With the rise of cloud computing, cloud providers have taken high availability to a whole new level to include large scale, environmental redundancy with:

  • Hardware redundancy on a server rack within data centers to include discrete networking, power, and storage for hardware that allows users to spread workloads to mitigate single points of failure. Azure calls these “fault domains”.
  • Data center redundancy within a geographic region, typically referred to as an “availability zone”, allow users to run applications in separate data centers that are located geographically close to one another.

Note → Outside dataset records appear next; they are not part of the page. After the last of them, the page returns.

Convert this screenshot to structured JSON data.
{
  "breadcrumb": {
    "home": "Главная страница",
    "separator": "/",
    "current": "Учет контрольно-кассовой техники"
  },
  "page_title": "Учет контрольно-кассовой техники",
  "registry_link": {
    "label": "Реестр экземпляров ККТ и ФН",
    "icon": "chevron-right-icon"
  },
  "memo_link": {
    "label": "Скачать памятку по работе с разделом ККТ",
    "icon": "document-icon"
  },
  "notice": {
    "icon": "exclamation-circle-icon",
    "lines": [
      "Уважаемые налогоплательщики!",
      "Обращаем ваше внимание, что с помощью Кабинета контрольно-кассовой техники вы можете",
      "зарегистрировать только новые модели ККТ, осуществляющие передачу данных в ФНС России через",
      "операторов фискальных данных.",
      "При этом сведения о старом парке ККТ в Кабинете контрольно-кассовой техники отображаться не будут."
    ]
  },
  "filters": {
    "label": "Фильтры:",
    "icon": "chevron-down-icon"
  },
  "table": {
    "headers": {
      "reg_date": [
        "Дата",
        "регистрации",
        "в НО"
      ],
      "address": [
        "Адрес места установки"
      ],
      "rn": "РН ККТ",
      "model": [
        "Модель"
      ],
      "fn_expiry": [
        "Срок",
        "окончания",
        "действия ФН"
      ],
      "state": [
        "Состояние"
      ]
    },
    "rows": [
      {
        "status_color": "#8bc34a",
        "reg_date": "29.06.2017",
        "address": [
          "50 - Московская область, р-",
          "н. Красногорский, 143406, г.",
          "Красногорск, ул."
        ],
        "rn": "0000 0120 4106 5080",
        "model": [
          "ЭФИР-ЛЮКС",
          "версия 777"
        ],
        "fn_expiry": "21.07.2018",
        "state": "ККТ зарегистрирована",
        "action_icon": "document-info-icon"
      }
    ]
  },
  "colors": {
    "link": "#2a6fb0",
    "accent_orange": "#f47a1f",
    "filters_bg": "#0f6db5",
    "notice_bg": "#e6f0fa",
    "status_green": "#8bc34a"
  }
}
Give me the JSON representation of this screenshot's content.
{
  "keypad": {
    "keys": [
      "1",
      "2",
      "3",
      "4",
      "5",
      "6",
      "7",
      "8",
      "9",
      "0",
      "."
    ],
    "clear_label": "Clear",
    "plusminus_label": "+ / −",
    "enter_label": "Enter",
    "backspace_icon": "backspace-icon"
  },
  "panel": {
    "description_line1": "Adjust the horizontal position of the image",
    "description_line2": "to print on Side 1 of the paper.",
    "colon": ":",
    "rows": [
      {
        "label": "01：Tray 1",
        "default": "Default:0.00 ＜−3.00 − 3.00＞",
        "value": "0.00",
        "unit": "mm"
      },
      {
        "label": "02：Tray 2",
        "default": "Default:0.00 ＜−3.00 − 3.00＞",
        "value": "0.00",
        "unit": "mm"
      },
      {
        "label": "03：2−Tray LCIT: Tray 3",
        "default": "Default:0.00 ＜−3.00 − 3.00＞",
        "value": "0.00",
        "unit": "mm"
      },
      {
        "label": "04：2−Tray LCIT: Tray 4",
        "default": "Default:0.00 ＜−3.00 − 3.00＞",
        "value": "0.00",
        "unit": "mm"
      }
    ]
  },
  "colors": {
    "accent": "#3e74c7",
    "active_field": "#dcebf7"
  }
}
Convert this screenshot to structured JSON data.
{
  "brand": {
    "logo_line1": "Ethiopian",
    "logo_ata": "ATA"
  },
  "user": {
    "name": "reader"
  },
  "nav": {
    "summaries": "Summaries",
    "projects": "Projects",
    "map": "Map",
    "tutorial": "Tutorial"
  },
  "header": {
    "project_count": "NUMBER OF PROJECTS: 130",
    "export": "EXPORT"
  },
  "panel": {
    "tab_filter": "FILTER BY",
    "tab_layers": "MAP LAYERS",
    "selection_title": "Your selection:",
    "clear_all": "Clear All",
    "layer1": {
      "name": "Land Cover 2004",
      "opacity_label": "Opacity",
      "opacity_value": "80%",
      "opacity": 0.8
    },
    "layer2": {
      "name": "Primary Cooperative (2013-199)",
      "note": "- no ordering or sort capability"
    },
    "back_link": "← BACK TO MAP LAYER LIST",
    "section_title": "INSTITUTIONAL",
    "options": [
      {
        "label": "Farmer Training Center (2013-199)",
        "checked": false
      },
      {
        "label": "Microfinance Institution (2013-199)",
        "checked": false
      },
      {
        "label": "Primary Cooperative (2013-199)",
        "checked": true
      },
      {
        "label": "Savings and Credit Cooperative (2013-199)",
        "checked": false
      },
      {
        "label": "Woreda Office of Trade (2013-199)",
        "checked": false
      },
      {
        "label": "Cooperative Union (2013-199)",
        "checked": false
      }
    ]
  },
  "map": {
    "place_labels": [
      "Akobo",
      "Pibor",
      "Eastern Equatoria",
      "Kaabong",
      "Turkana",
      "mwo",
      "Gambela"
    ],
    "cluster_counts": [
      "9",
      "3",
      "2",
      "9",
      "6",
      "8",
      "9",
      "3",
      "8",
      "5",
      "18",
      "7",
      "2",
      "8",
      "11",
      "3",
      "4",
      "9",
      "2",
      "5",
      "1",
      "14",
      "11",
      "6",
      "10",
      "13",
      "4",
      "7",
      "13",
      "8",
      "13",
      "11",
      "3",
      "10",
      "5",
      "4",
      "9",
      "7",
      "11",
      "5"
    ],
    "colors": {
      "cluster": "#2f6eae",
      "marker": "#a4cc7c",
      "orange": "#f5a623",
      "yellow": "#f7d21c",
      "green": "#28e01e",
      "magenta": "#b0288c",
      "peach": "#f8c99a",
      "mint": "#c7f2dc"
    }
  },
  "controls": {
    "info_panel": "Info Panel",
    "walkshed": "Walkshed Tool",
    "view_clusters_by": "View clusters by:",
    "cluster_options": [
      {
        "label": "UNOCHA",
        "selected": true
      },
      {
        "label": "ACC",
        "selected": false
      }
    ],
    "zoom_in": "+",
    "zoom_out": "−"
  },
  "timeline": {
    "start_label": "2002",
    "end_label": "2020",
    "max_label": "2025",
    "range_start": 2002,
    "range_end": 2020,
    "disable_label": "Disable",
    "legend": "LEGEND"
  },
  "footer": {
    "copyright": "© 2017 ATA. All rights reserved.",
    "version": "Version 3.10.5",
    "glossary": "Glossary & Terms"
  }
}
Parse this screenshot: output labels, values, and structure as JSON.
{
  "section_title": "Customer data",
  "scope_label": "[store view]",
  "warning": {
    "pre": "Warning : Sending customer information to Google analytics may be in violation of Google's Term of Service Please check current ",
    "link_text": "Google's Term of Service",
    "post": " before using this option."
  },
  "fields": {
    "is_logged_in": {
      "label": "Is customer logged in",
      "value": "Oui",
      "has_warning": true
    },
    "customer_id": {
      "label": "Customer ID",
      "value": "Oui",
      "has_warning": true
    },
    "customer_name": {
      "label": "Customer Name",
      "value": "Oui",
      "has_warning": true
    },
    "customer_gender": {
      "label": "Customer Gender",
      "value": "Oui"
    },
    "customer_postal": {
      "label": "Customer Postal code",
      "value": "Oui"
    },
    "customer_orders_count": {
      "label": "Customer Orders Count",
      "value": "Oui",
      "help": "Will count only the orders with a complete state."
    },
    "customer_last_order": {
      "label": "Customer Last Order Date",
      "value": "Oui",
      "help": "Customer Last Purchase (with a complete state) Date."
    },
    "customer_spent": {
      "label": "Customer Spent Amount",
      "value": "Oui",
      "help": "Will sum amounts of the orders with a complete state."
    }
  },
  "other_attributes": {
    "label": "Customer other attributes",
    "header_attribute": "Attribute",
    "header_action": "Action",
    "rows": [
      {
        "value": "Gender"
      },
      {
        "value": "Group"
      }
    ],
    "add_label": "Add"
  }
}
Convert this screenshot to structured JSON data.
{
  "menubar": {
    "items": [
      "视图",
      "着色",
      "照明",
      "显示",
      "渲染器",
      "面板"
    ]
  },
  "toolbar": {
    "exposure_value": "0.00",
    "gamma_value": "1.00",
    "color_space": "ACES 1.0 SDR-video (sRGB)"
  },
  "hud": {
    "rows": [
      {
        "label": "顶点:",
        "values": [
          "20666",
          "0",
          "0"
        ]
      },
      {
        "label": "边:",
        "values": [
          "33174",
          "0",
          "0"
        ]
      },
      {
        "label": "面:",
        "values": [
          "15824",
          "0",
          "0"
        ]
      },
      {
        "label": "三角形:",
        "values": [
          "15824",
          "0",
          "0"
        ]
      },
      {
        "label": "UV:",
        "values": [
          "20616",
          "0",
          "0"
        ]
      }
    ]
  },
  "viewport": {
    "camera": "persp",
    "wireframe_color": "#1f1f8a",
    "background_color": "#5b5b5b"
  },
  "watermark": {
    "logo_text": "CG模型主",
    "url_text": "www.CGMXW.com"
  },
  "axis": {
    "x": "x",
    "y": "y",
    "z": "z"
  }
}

All these domains (hardware, software, and environmental) seek to solve the same basic problem by making efforts to eliminate single points of failure. The results now supply high service level agreements (SLA’s) that measure unplanned downtime to less than 10 seconds for a given 24-hour period.

Disaster Recovery

Disaster recovery picks up where high availability fails. Disaster recovery can be as simple as restoring from a backup, but it can also be very complex too depending on two factors: the Recovery Time Objective (RTO) and Recovery Point Objective (RPO).

A Recovery Time Objective is the maximum amount of time that a system can be down before it is recovered to an operational state. For some systems, this recovery time objective can be measured in hours or even days, but for more mission-critical systems the recovery time objectives are typically measured in seconds.

A Recovery Point Objective is the amount of data loss, measured in time, that is tolerable in a disaster. For some systems, losing a day’s worth of data might be acceptable while for other systems this might be mere minutes or seconds. The length of RTO’s and RPO’s have profound implications on how disaster recovery plans are implemented.

Short RTO’s and RPO’s require that a system implements active data replication between primary and recovery systems (such as database log shipping) and maintaining failover systems in a ready (expressed as “hot-hot”) or near ready (“hot-warm”) state to take over in the event of a disaster. Likewise, the trigger for a disaster recovery failover is automated.

For longer RTO’s and RPO’s, restoring systems from daily backups might be enough to meet the RTO’s and RPO’s. These backups might be backups of application servers, databases, or both. The process for restoring these may be manual, automated, or both. Whenever backups are used to restore systems to an operational state though, this is typically referred to as a “hot-cold” configuration. In any case, the process of recovering a hot-cold configuration is significantly longer than hot-warm or hot-hot.

One of the biggest factors that prevents organizations from implementing high availability and short RTO’s and RPO’s is cost. Where HA is concerned, more redundancy requires more resources which translates into higher costs. Similarly, short RTO’s and RPO’s require that capacity be available to handle a failover, which also translates into higher costs. There is always a balancing act between costs and system downtime, and sometime the costs of HA, short RTO’s, and short RPO’s is not worth it for some apps, while for others it is necessary no matter what the costs may be.

Fundamentally, High Availability and Disaster Recovery are aimed at the same problem: keeping systems up and running in an operational state, with the main difference being that HA is intended to handle problems while a system is running while DR is intended to handle problems after a system fails. Regardless though of how highly available a system is, any production application no matter how trivial minimally needs to have some sort of disaster recovery plan in place.